The Rating (Coronavirus) and Directors Disqualification (Dissolved Companies) Act 2021 was enacted to enable the Insolvency Service to apply for a court order requiring a former director of a dissolved company, who has been disqualified, to pay compensation to creditors who have lost out due to a director's fraudulent behaviour. The 'Rating' part of the Act was passed to ensure that the coronavirus pandemic cannot be used as a reason for 'material changes of circumstances' for business rates appeals. The 'Directors Disqualification' part was passed to help HMRC and the Insolvency Service tackle the practice of directors dissolving companies to avoid repaying the Government backed loans put in place to support businesses during the Coronavirus pandemic but the legislation is intended to help all creditors.
What has changed?
For a long time HMRC has been able to chase directors of dissolved companies for up to six years from the date of dissolution for unpaid tax, but if they believe fraud has taken place or that the directors have been negligent in some way, they can chase for up to 20 years. The Insolvency Service has also long had powers to investigate (and disqualify) directors of both live and insolvent companies. However, directors of a dissolved company could not be held to account unless that company was first restored to the Companies House register which needs to be done through the courts. This proved a time-consuming and cumbersome procedure which inevitably resulted in abuse. It is easy for a company's owners to dissolve their companies (along with all the company debts) via the strike off procedure instead of going through a formal liquidation process, thereby avoiding scrutiny. It is also easy to dissolve the company but instead of complete closure carry on the same business through a new company (known as 'phoenixing').

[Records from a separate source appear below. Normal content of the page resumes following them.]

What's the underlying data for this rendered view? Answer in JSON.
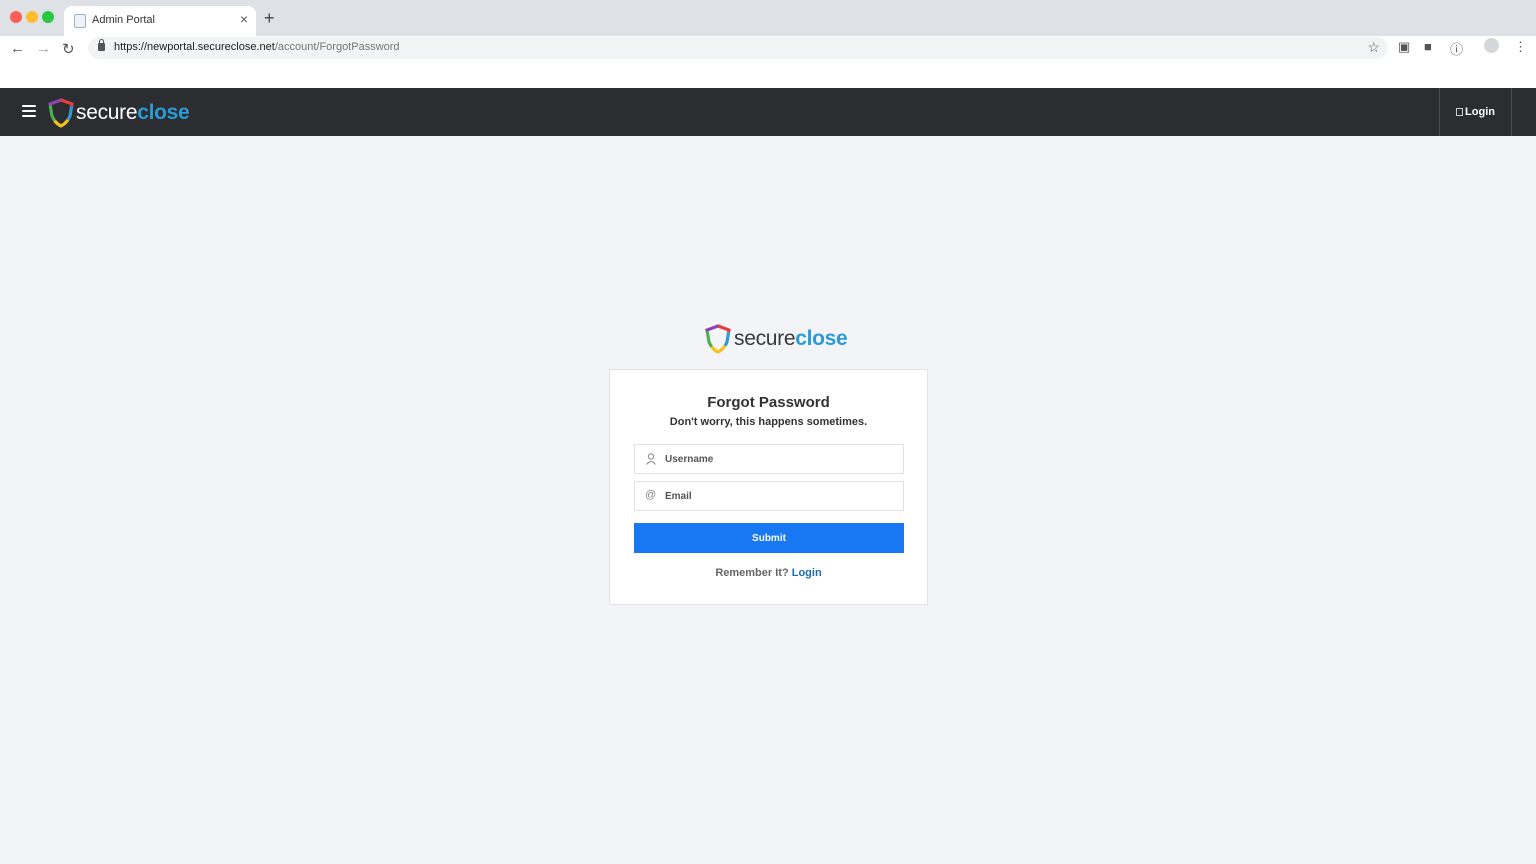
{
  "browser": {
    "tab_title": "Admin Portal",
    "tab_close": "×",
    "new_tab": "+",
    "url_host": "https://newportal.secureclose.net",
    "url_path": "/account/ForgotPassword"
  },
  "header": {
    "logo_secure": "secure",
    "logo_close": "close",
    "login_label": "Login"
  },
  "card": {
    "logo_secure": "secure",
    "logo_close": "close",
    "title": "Forgot Password",
    "subtitle": "Don't worry, this happens sometimes.",
    "username_placeholder": "Username",
    "email_placeholder": "Email",
    "submit_label": "Submit",
    "remember_text": "Remember It?",
    "login_link": "Login"
  },
  "colors": {
    "header_bg": "#2b2d31",
    "accent": "#1877f2",
    "logo_blue": "#2b9bd6",
    "page_bg": "#f3f4f8"
  }
}
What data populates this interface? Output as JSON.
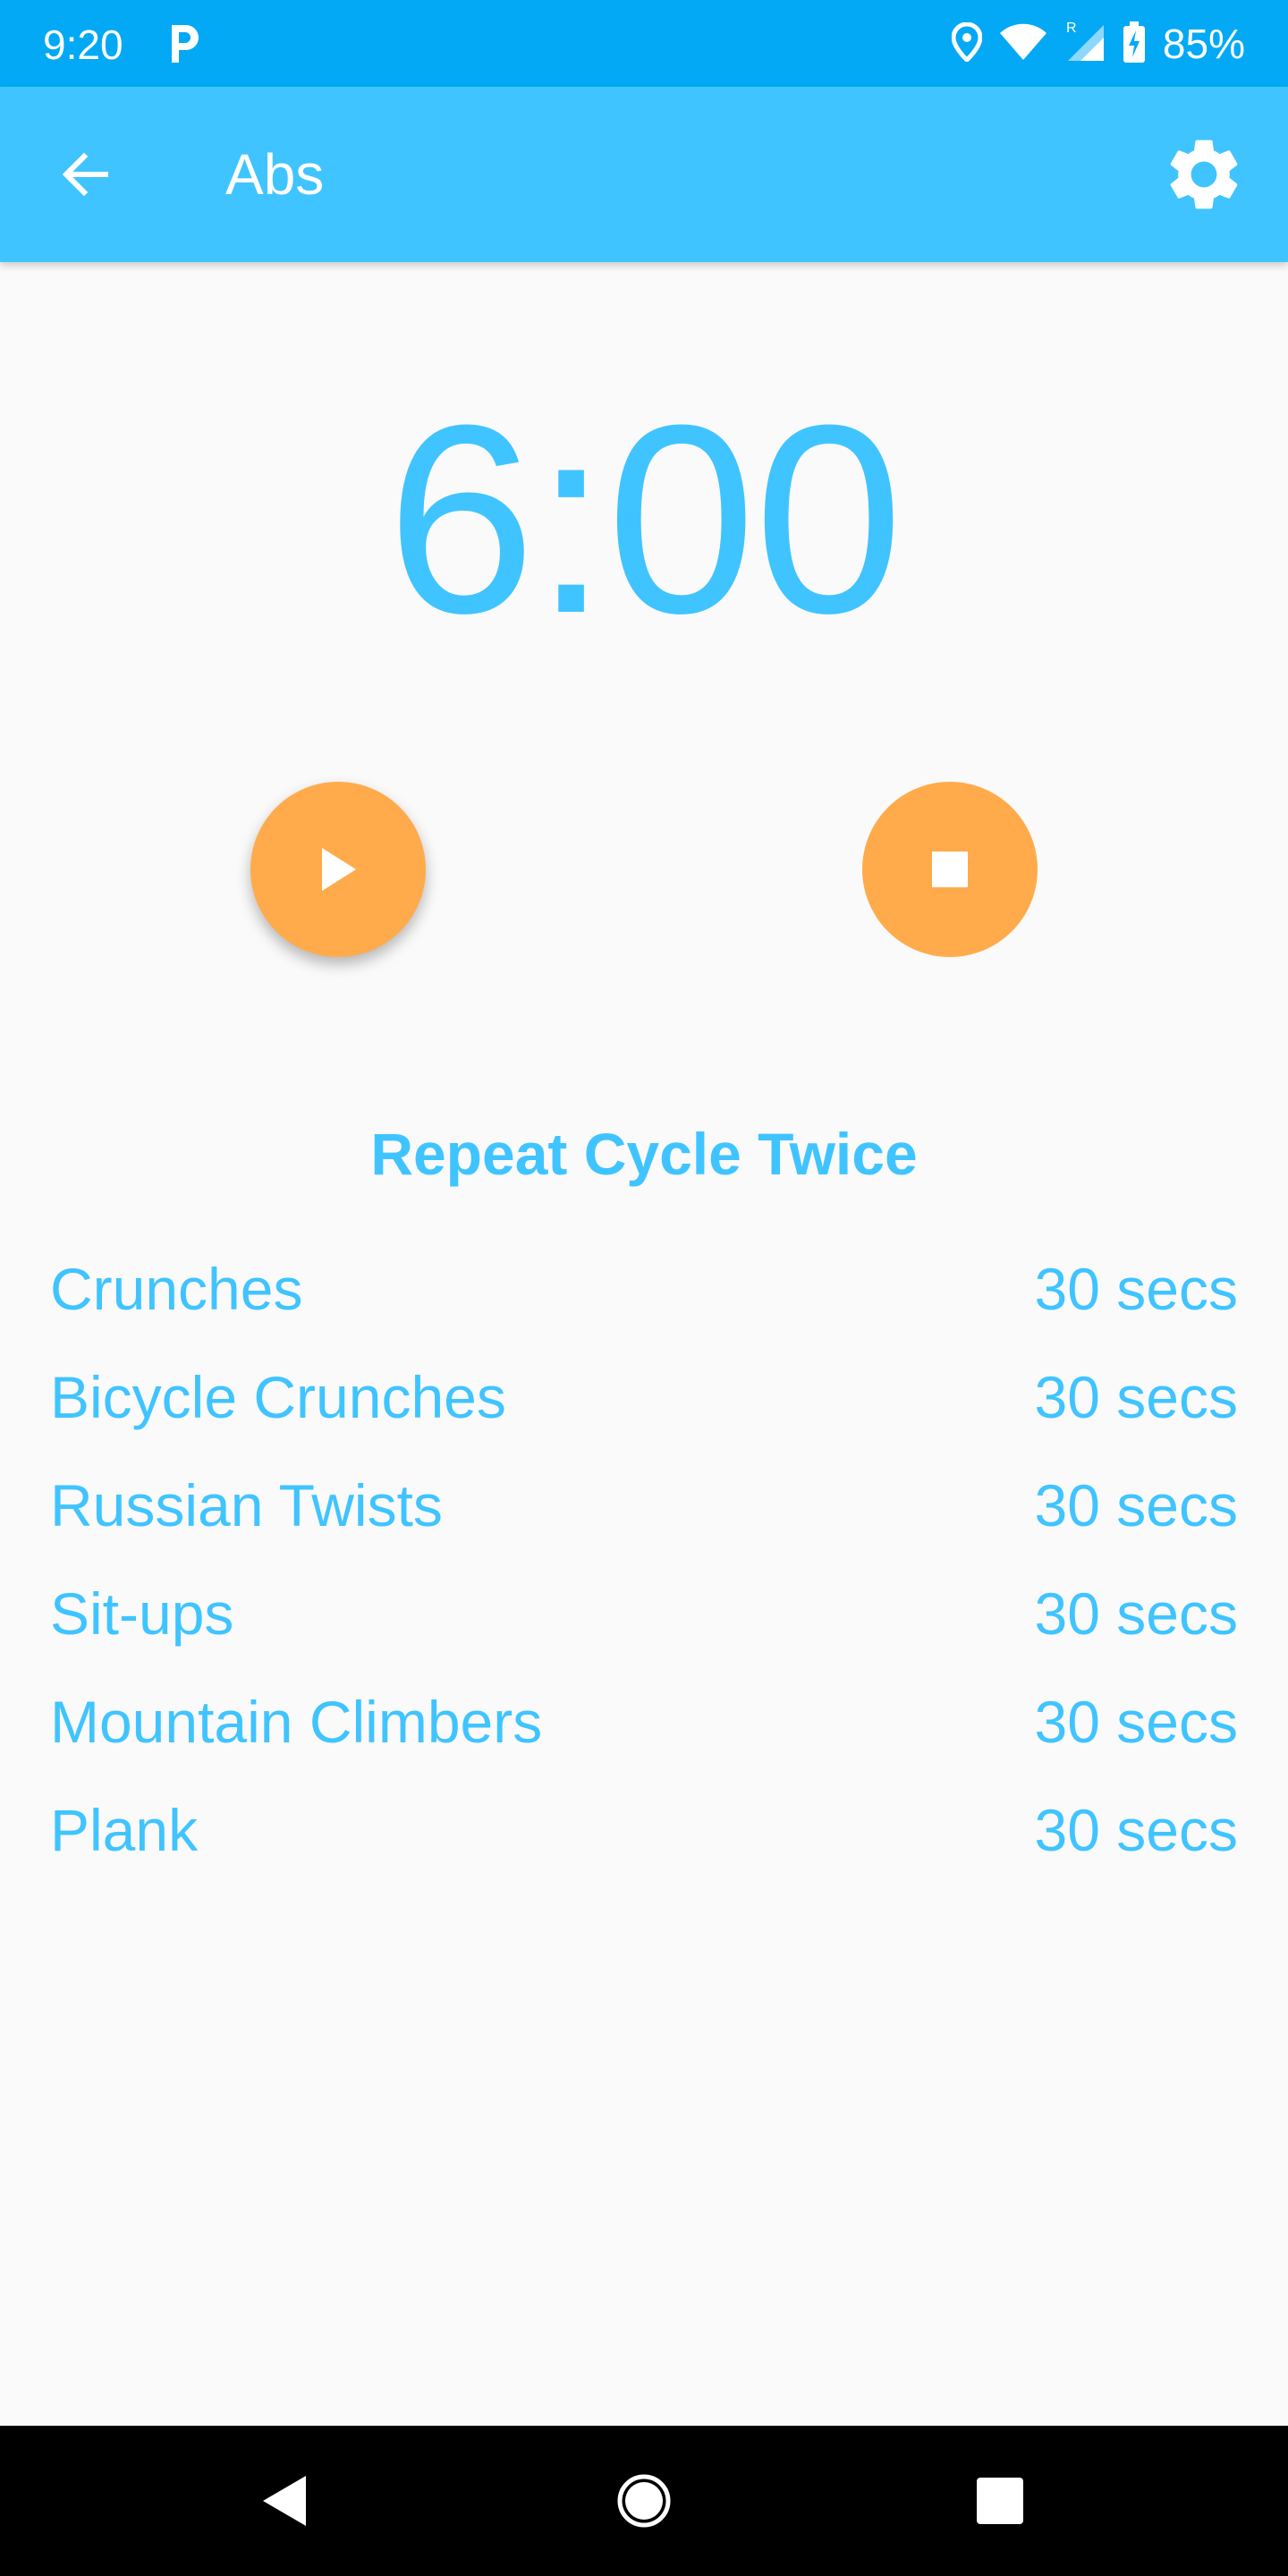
{
  "status_bar": {
    "time": "9:20",
    "battery": "85%",
    "background": "#03a9f4"
  },
  "app_bar": {
    "title": "Abs",
    "background": "#40c4ff",
    "back_icon": "arrow-back-icon",
    "settings_icon": "gear-icon"
  },
  "timer": {
    "display": "6:00",
    "color": "#40c4ff"
  },
  "controls": {
    "play_icon": "play-icon",
    "stop_icon": "stop-icon",
    "color": "#ffab4c"
  },
  "workout": {
    "title": "Repeat Cycle Twice",
    "exercises": [
      {
        "name": "Crunches",
        "duration": "30 secs"
      },
      {
        "name": "Bicycle Crunches",
        "duration": "30 secs"
      },
      {
        "name": "Russian Twists",
        "duration": "30 secs"
      },
      {
        "name": "Sit-ups",
        "duration": "30 secs"
      },
      {
        "name": "Mountain Climbers",
        "duration": "30 secs"
      },
      {
        "name": "Plank",
        "duration": "30 secs"
      }
    ]
  },
  "nav_bar": {
    "back_icon": "nav-back-icon",
    "home_icon": "nav-home-icon",
    "recents_icon": "nav-recents-icon"
  }
}
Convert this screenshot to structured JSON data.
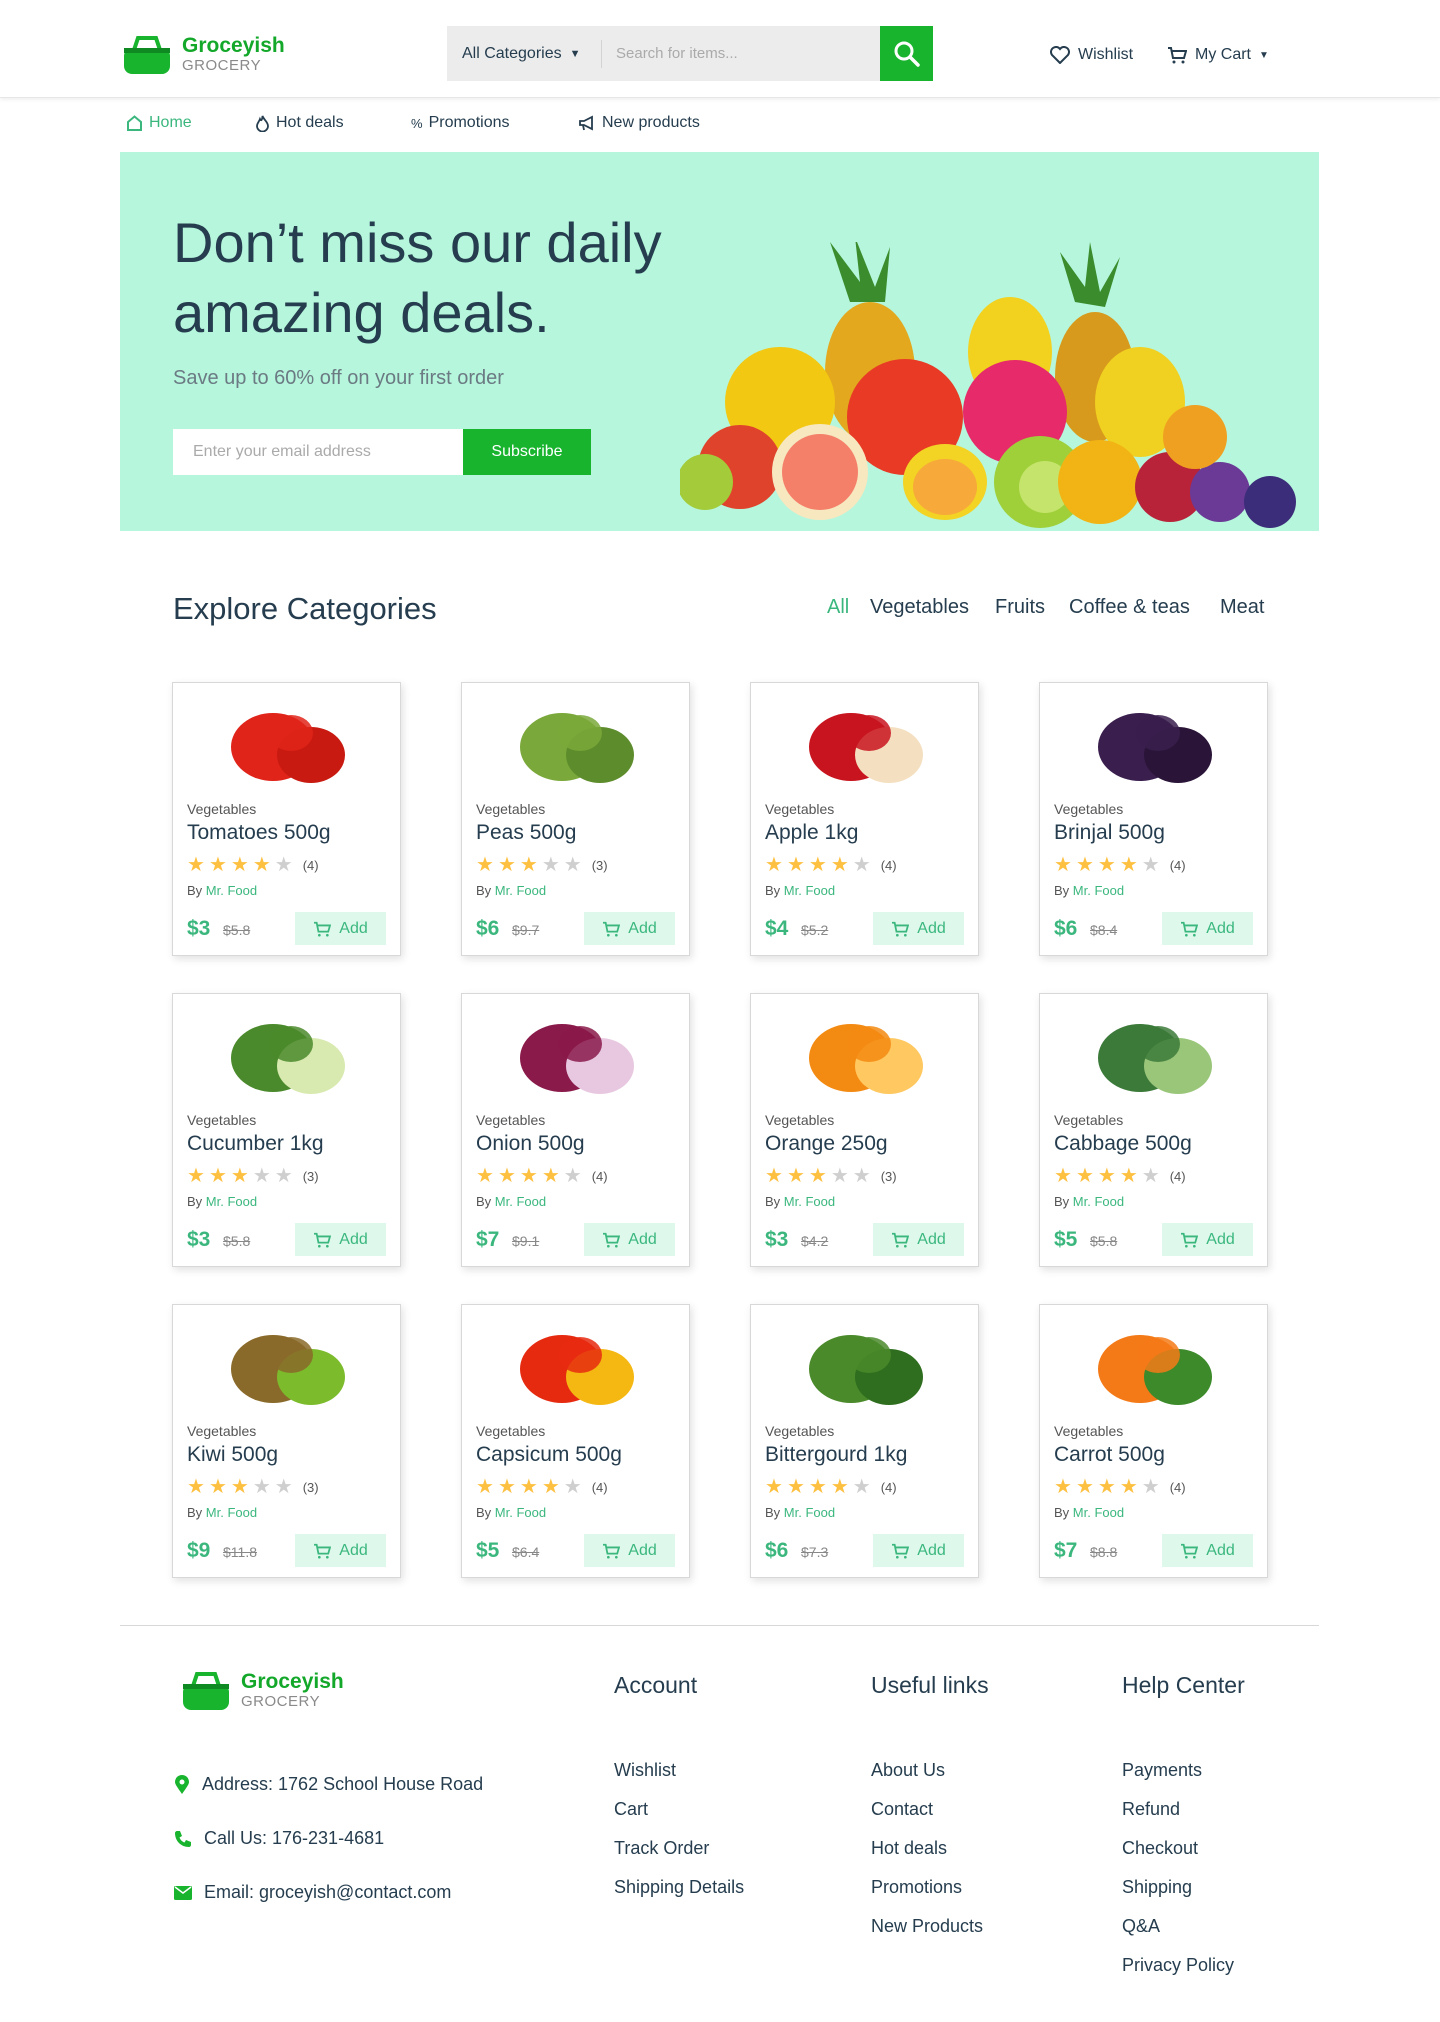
{
  "brand": {
    "name": "Groceyish",
    "tagline": "GROCERY"
  },
  "search": {
    "category": "All Categories",
    "placeholder": "Search for items..."
  },
  "header": {
    "wishlist": "Wishlist",
    "cart": "My Cart"
  },
  "nav": {
    "home": "Home",
    "hot_deals": "Hot deals",
    "promotions": "Promotions",
    "new_products": "New products"
  },
  "hero": {
    "title": "Don’t miss our daily amazing deals.",
    "subtitle": "Save up to 60% off on your first order",
    "email_placeholder": "Enter your email address",
    "subscribe": "Subscribe"
  },
  "categories": {
    "title": "Explore Categories",
    "tabs": [
      "All",
      "Vegetables",
      "Fruits",
      "Coffee & teas",
      "Meat"
    ]
  },
  "products": [
    {
      "category": "Vegetables",
      "name": "Tomatoes 500g",
      "rating": 4,
      "count": "(4)",
      "seller": "Mr. Food",
      "price": "$3",
      "old_price": "$5.8",
      "add": "Add"
    },
    {
      "category": "Vegetables",
      "name": "Peas 500g",
      "rating": 3,
      "count": "(3)",
      "seller": "Mr. Food",
      "price": "$6",
      "old_price": "$9.7",
      "add": "Add"
    },
    {
      "category": "Vegetables",
      "name": "Apple 1kg",
      "rating": 4,
      "count": "(4)",
      "seller": "Mr. Food",
      "price": "$4",
      "old_price": "$5.2",
      "add": "Add"
    },
    {
      "category": "Vegetables",
      "name": "Brinjal 500g",
      "rating": 4,
      "count": "(4)",
      "seller": "Mr. Food",
      "price": "$6",
      "old_price": "$8.4",
      "add": "Add"
    },
    {
      "category": "Vegetables",
      "name": "Cucumber 1kg",
      "rating": 3,
      "count": "(3)",
      "seller": "Mr. Food",
      "price": "$3",
      "old_price": "$5.8",
      "add": "Add"
    },
    {
      "category": "Vegetables",
      "name": "Onion 500g",
      "rating": 4,
      "count": "(4)",
      "seller": "Mr. Food",
      "price": "$7",
      "old_price": "$9.1",
      "add": "Add"
    },
    {
      "category": "Vegetables",
      "name": "Orange 250g",
      "rating": 3,
      "count": "(3)",
      "seller": "Mr. Food",
      "price": "$3",
      "old_price": "$4.2",
      "add": "Add"
    },
    {
      "category": "Vegetables",
      "name": "Cabbage 500g",
      "rating": 4,
      "count": "(4)",
      "seller": "Mr. Food",
      "price": "$5",
      "old_price": "$5.8",
      "add": "Add"
    },
    {
      "category": "Vegetables",
      "name": "Kiwi 500g",
      "rating": 3,
      "count": "(3)",
      "seller": "Mr. Food",
      "price": "$9",
      "old_price": "$11.8",
      "add": "Add"
    },
    {
      "category": "Vegetables",
      "name": "Capsicum 500g",
      "rating": 4,
      "count": "(4)",
      "seller": "Mr. Food",
      "price": "$5",
      "old_price": "$6.4",
      "add": "Add"
    },
    {
      "category": "Vegetables",
      "name": "Bittergourd 1kg",
      "rating": 4,
      "count": "(4)",
      "seller": "Mr. Food",
      "price": "$6",
      "old_price": "$7.3",
      "add": "Add"
    },
    {
      "category": "Vegetables",
      "name": "Carrot 500g",
      "rating": 4,
      "count": "(4)",
      "seller": "Mr. Food",
      "price": "$7",
      "old_price": "$8.8",
      "add": "Add"
    }
  ],
  "by_label": "By",
  "footer": {
    "address": "Address: 1762 School House Road",
    "phone": "Call Us: 176-231-4681",
    "email": "Email: groceyish@contact.com",
    "columns": [
      {
        "title": "Account",
        "links": [
          "Wishlist",
          "Cart",
          "Track Order",
          "Shipping Details"
        ]
      },
      {
        "title": "Useful links",
        "links": [
          "About Us",
          "Contact",
          "Hot deals",
          "Promotions",
          "New Products"
        ]
      },
      {
        "title": "Help Center",
        "links": [
          "Payments",
          "Refund",
          "Checkout",
          "Shipping",
          "Q&A",
          "Privacy Policy"
        ]
      }
    ]
  },
  "colors": {
    "brand_green": "#18b42e",
    "accent": "#3bb77e",
    "hero_bg": "#b5f6dc",
    "star": "#fdc040"
  }
}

The new legislation extends the Insolvency Service's powers enabling investigation of directors of dissolved companies without having to restore the companies to the register first. If a director's actions have caused loss to creditors the Insolvency Service can also apply to the court for a compensation order against the director personally.
'Weakness' in the new process
You can object to a limited company's application to be struck off if you are a shareholder or other interested party, such as a creditor, and have reason to stop the application (e.g. you are owed money). The 'weakness' in the new act is that it remains the job of a creditor to raise concerns about a dissolved company's director's behaviour with the Insolvency Service. Therefore the absence of a liquidator or administrator in the dissolution process means that some directors may not be brought to account if no-one objects to the company's closure. In addition, once a company is dissolved, there is no process by which a liquidator or administrator can investigate the conduct of directors. Therefore, it is likely that only extreme examples of misconduct will be investigated.
Companies House automatically notifies HMRC of any application to strike off a company and will not allow the process to proceed if tax liabilities are outstanding. HMRC can make company directors and others 'joint and severally liable' for the company's tax liabilities but only where a penalty for facilitating avoidance or evasion has been charged (or proceedings to recover such a penalty have started).